Ağustos 2024’te Kuzey Yunanistan’da görülen ilk vakaların ardından hastalık kısa sürede ülke geneline yayıldı. Tarım Bakanlığı verilerine göre kasım ortasına kadar 1.702 vaka kaydedildi ve imha edilen hayvanların toplam sürü varlığı içindeki payı yüzde 4–5’e ulaştı. Bir çiftlikte tek bir hastalık belirtisinin görülmesi bile tüm sürünün itlaf edilmesini zorunlu kılıyor.
SÜT ÜRÜNLERİ SEKTÖRÜ ETKİLENDİ
Salgının etkileri süt ürünleri sektöründe de hissedilmeye başlandı. Yunanistan’da koyun-keçi sütü üretiminin yaklaşık yüzde 80’i Avrupa Birliği coğrafi işaretine sahip feta peynirinin hammaddesini oluşturuyor. Geçtiğimiz yıl 785 milyon euroluk feta ihracatı yapan ülkede, süt tedarikindeki düşüş nedeniyle mandıralar sıkıntı yaşamaya başladı. Uzmanlar, üretim maliyetlerinin artacağını ve piyasada fiyat artışlarının kaçınılmaz olduğunu belirtiyor. Tesalya Üniversitesi’nden Prof. Dimitris Gougoulis, “Süt üretimindeki daralma, feta arzını korumayı giderek zorlaştırıyor” değerlendirmesinde bulundu.

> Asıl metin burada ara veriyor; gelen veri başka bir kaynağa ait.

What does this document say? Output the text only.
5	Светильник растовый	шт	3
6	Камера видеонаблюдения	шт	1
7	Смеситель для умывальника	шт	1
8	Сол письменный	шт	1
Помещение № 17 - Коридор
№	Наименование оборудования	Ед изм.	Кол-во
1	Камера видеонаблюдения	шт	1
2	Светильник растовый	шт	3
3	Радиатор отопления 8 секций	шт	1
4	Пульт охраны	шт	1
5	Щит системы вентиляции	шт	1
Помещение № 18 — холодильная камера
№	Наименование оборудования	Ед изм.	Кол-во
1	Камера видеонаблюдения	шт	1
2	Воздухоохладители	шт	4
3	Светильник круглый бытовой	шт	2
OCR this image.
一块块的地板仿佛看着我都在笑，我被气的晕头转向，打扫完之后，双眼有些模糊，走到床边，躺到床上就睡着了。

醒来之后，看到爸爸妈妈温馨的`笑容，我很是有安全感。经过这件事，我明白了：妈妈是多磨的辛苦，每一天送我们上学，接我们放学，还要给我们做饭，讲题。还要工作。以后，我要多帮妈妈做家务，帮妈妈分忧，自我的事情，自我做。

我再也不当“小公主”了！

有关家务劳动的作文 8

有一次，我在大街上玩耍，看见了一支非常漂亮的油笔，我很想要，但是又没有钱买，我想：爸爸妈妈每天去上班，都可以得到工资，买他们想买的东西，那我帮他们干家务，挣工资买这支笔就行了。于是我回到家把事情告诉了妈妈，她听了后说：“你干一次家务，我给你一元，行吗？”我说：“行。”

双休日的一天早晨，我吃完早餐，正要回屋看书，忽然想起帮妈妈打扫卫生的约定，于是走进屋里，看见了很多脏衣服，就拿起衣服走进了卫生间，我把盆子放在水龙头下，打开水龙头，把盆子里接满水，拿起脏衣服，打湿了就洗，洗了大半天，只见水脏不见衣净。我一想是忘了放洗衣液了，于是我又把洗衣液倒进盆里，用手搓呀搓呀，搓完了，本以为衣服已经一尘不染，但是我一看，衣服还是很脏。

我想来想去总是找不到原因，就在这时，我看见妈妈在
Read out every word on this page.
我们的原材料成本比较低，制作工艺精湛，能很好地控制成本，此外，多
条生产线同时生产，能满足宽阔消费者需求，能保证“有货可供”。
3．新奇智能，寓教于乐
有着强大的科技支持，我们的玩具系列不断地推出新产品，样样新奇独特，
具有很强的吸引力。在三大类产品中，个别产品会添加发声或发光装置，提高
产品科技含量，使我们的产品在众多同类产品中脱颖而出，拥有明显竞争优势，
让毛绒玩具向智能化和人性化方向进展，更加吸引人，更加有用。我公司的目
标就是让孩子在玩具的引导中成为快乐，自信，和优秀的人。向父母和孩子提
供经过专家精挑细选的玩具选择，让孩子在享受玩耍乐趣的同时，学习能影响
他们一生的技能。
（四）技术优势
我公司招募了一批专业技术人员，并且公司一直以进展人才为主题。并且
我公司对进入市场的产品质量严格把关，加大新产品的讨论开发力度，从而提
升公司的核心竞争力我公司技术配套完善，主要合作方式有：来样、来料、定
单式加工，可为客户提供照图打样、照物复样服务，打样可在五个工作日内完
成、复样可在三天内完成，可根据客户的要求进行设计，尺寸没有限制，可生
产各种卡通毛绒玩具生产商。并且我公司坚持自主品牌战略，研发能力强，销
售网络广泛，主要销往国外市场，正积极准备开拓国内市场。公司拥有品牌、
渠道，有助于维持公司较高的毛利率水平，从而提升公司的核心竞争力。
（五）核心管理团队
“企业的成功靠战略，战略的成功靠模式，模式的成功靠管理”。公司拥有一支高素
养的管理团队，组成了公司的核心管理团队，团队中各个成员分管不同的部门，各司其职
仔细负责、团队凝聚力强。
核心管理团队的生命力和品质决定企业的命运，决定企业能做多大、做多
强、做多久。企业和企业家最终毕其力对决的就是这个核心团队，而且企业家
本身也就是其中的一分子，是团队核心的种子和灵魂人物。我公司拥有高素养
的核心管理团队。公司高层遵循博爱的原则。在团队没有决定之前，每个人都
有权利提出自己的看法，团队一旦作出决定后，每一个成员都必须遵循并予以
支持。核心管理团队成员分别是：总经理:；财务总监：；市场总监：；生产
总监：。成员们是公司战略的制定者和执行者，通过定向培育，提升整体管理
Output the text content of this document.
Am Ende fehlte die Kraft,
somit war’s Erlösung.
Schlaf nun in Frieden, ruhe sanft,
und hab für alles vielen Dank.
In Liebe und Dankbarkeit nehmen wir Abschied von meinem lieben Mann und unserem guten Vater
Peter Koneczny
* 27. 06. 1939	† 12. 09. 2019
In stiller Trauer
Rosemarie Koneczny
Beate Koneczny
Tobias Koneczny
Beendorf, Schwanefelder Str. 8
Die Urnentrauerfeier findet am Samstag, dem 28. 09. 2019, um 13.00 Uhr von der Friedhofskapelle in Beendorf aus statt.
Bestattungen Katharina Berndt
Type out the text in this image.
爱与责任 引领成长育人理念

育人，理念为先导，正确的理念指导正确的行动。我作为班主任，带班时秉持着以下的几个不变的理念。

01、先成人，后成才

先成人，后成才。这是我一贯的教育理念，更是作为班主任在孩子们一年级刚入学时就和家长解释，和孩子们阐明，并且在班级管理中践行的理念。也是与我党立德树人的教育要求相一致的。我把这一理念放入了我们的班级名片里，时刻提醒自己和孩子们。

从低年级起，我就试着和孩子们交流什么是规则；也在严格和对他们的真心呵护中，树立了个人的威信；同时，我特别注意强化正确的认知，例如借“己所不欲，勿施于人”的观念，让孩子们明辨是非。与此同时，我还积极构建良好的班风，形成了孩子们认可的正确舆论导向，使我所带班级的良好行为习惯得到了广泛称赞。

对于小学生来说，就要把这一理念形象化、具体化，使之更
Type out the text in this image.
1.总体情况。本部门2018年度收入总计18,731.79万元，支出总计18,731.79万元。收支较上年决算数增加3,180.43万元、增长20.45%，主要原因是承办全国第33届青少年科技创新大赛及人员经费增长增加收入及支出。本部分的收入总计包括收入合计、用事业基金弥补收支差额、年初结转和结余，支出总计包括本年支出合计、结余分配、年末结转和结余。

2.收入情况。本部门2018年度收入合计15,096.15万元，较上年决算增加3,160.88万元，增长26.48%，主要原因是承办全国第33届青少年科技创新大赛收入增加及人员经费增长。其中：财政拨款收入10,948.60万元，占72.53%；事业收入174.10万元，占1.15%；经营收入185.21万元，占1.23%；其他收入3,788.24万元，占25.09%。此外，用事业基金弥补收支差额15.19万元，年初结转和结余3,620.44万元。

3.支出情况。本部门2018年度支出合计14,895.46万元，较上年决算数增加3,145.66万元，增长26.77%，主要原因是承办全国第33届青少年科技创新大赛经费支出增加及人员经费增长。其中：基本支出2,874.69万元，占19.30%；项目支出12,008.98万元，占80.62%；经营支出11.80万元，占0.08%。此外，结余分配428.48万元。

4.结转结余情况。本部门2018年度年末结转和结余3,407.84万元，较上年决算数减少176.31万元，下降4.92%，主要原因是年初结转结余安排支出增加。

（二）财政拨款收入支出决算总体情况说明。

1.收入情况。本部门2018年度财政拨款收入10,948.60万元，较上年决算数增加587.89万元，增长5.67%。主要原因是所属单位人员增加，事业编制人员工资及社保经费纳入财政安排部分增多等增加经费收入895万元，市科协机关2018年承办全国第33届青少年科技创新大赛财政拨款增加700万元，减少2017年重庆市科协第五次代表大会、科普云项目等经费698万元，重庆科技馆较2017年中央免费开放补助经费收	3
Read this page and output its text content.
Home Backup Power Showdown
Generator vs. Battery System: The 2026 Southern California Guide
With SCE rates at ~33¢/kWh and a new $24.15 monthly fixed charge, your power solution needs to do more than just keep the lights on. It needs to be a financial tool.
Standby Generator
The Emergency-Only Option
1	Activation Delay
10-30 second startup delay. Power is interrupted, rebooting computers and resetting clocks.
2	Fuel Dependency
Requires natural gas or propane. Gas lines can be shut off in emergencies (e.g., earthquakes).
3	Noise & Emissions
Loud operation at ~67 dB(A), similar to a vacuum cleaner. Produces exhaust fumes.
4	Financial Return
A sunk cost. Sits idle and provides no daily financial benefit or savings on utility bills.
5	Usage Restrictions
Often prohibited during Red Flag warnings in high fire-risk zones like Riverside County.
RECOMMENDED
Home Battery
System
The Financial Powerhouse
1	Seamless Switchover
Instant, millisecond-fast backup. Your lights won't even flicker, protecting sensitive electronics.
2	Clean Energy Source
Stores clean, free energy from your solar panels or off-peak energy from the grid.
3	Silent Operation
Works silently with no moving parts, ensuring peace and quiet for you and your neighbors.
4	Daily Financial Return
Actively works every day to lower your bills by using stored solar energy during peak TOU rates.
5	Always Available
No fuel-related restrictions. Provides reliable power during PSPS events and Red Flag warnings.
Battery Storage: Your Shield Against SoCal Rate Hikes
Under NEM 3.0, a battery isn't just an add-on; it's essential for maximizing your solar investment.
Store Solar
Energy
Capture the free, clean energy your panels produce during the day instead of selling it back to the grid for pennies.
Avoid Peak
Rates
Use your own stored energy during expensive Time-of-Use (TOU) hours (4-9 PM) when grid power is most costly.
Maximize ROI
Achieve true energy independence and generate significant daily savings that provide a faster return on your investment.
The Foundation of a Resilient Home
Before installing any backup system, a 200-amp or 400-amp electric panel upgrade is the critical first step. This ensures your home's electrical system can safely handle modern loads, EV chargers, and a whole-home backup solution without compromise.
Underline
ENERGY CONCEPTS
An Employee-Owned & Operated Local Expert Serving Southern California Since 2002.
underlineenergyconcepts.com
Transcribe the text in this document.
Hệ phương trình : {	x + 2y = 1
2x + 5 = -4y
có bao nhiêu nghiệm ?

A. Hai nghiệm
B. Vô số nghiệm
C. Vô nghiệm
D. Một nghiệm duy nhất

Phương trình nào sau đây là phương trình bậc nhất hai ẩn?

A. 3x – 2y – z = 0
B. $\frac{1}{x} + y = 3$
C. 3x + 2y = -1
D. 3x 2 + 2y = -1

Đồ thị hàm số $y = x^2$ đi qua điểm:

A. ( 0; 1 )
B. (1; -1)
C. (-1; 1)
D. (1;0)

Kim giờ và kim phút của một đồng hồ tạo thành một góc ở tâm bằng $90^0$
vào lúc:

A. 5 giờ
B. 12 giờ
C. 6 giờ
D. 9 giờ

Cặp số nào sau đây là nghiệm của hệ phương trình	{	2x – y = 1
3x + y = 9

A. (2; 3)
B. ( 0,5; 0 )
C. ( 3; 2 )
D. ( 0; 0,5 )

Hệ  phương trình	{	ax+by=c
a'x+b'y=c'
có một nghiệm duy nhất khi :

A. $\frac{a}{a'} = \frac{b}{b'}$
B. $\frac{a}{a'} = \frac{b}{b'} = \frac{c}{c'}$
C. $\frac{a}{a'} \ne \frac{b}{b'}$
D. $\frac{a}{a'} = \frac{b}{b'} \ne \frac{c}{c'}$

Bölgedeki çiftçiler ise yaşanan kayıplar karşısında tepkili. Karditsa yakınlarında 873 hayvanını kaybeden çiftçi Tassos Manakas, yaşadığı şoku “O gün kanım çekilmiş gibiydi” sözleriyle anlattı. Rizomylos’ta çiftçilik yapan Haris Seskliotis ise iki yıl içinde ikinci büyük kaybını yaşadığını belirterek, “Bildiğimiz tek iş bu, başka bir geçim yolumuz yok” dedi.
Hükümetin verdiği tazminatların hayvan başına 132 ile 220 euro arasında değişmesi ise çiftçiler tarafından yeterli bulunmuyor. Ayrıca ilk vakadan 14 ay sonra Uzman Komitesi’nin kurulması, veteriner hizmetlerinde personel eksikliği ve hastalığın görüldüğü bölgelerde karantina uygulanmaması başlıca eleştiri konuları arasında yer alıyor.